Description: These Hills Are Made For Winegrapes
The Sierra Foothills is one of the oldest wine regions in California and includes the counties of Amador (Plymouth), Calaveras (Murphys), El Dorado (Placerville), Mariposa, Nevada, Placer, Tuolumne and part of Yuba. It is home to six American Viticultural Areas (AVAs) including the California Shenandoah Valley, and extends roughly from the town of Mariposa in the south to Paradise in the north. The total winegrape vineyard acreage in the Sierra Foothills is 5,700 acres.

History: A Golden History
The Sierra Foothills region has been called "Gold Country" since the mid-1800s when people from all over the world came here to seek their fortune during the great California Gold Rush. Along with picks and shovels, the people who came to California for gold also brought grape vines and planted vineyards near the gold mines. Most of the grapes came from Spanish missions, though Zinfandel grapes came from the Adriatic region of Europe (Italy and Croatia). Zinfandel quickly became the most prominent wine of the region. These vineyards operated non-stop, even during the Prohibition years. In fact, Amador County was the only county to expand its vineyard acreage during Prohibition, with the grapes taken to San Francisco and other cities for home wine makers.

Climate: Mountain High
The vineyards in the Sierra Foothills region are located between 1,500 and 3,000 feet where elevation creates a four-season climate. Generally, this area has warm days and cool nights. This climate creates a perfect situation for growing hearty grape varietals such as Zinfandel and Syrah which can withstand the varying temperatures.

Geography: Deeply Rooted
Most of the vineyards at the 2,000 foot elevation are planted in soil made of decomposed granite, a product of erosion from the Sierra Nevada range. At the higher elevations (close to 3,000 feet) the soil is composed of finely crushed volcanic rock thrown up some ten million years ago by volcanoes in the Lake Tahoe area. Both types of soil have good drainage and very few nutrients, forcing the vines to send their roots deep into the soil to hunt for food and water. The substantial root structure allows the grapes to take on the flavors of the specific vineyard site and produce richer, more deeply flavored grapes.

Varietals: A Zinful Variety
The Sierra Foothills specializes in full-bodied reds including Zinfandel, Syrah and Cabernet Sauvignon and distinctive white wines such as Chardonnay.
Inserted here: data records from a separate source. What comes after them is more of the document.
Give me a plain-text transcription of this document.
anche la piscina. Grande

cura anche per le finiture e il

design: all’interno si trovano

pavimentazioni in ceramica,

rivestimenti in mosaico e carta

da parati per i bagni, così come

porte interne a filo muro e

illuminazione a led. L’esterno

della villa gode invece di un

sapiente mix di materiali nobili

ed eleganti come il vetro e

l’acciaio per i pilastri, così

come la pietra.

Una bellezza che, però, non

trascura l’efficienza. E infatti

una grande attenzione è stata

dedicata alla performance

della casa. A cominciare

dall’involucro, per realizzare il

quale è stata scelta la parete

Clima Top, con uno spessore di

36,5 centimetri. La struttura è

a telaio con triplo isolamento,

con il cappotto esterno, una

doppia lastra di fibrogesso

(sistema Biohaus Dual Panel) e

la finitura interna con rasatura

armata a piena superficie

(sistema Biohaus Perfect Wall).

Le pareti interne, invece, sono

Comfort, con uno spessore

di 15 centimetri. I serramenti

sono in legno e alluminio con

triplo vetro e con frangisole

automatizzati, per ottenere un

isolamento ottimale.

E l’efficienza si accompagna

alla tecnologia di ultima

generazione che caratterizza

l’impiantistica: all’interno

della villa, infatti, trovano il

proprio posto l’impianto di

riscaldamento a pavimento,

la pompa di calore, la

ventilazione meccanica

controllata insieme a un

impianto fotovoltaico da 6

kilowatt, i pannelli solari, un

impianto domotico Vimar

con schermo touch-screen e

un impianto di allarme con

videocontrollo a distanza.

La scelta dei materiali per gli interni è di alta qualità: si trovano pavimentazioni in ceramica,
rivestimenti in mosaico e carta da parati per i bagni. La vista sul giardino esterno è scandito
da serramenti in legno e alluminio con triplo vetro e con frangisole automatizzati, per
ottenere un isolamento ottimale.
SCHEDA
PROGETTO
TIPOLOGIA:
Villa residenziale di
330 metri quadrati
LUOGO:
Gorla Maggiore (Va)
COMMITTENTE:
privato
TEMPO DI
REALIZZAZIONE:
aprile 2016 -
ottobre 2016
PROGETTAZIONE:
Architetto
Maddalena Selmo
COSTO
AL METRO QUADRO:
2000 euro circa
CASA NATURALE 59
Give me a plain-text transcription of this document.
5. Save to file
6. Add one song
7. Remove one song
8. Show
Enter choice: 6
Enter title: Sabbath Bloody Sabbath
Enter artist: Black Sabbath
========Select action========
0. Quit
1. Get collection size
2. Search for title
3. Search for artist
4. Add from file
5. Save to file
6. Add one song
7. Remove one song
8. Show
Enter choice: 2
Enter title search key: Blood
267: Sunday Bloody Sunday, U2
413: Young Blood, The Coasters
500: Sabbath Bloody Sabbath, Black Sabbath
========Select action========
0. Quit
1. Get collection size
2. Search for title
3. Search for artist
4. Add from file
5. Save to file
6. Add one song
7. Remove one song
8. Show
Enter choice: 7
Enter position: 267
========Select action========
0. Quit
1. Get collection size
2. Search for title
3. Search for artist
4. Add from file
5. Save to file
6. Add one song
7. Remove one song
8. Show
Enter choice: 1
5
Zinfandel accounts for the largest amount of plantings followed by Cabernet Sauvignon.

American Viticultural Areas
American Viticultural Areas, or AVAs, are delimited grape growing areas distinguishable by geographic climatic and historic features - which are sometimes noted on bottles of California wine. AVA boundaries have been delineated in a petition field and accepted by the U.S. Government.